Governor Jim Doyle and Department of Workforce Development (DWD) Secretary Roberta Gassman today announced the receipt of $10 million in federal dollars for demonstrated leadership in the Temporary Assistance to Needy Families (TANF) program. Wisconsin was granted one of the largest awards that was given to 41 states and the District of Columbia. Only five (5) states received more than Wisconsin’s $10.3 million.
“Wisconsin has always been a leader in employment programs. We are delighted that Wisconsin has been recognized with this bonus so that we can continue providing employment services and other resources to Wisconsin’s low income people,” said Governor Doyle. “These funds will allow us to help even more people reach self sufficiency,” added Doyle.

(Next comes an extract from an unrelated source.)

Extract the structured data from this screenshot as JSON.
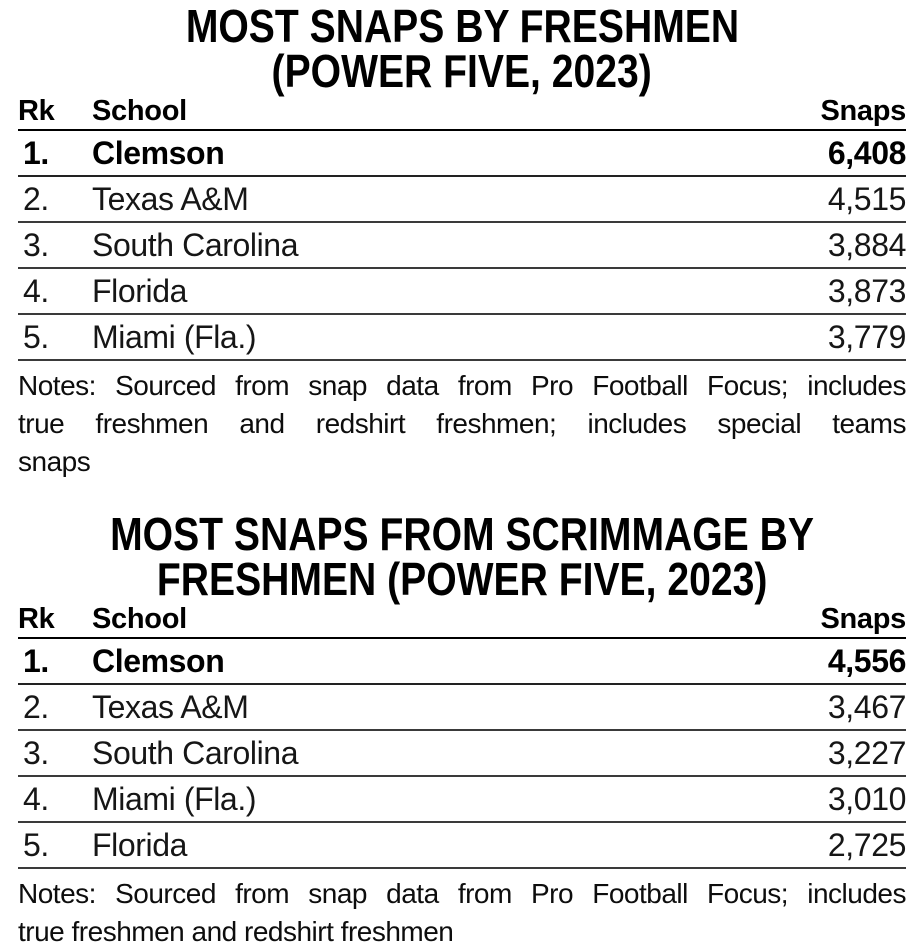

Said Secretary Gassman, “We are especially pleased to receive this funding during such tight fiscal times. This is a great opportunity to increase our capacity to meet the needs of Wisconsin’s children and families.”
The welfare reform legislation of 1996 authorized funding for annual performance achievement bonuses within the TANF program, called the High Performance Bonus. States can choose to compete in any or all of the performance bonus categories, but must supply data to federal Department of Health and Human Services (HHS) in order to be considered for the award.
About 70 percent of the bonuses were awarded for employment achievement among TANF recipient adults -- including job entry, job retention and increased earnings. Bonuses also were awarded for program achievements in helping low-income working families take advantage of available Food Stamps and Medicaid and State Children's Health Insurance Program coverage; in providing child care; and in increasing the proportion of children living in married couple families. Most of these awards are made for relative performance in the given year and for greatest improvement from the previous year.
Award amounts for each state depend upon the size of each state's TANF block grant. Under the law, states are limited to receiving bonuses in a given year of no more than five percent of their annual TANF block grant. Nine of the 41 states received their maximum possible bonus.
In addition to administering the state’s W-2 program, DWD provides training and employment assistance to people looking for work; works with employers to fill job openings; helps the disabled secure employment; links youth with jobs; protects and enforces worker’s rights; administers Wisconsin’s apprenticeship program; pays Unemployment Insurance claims; and, administers Workers Compensation.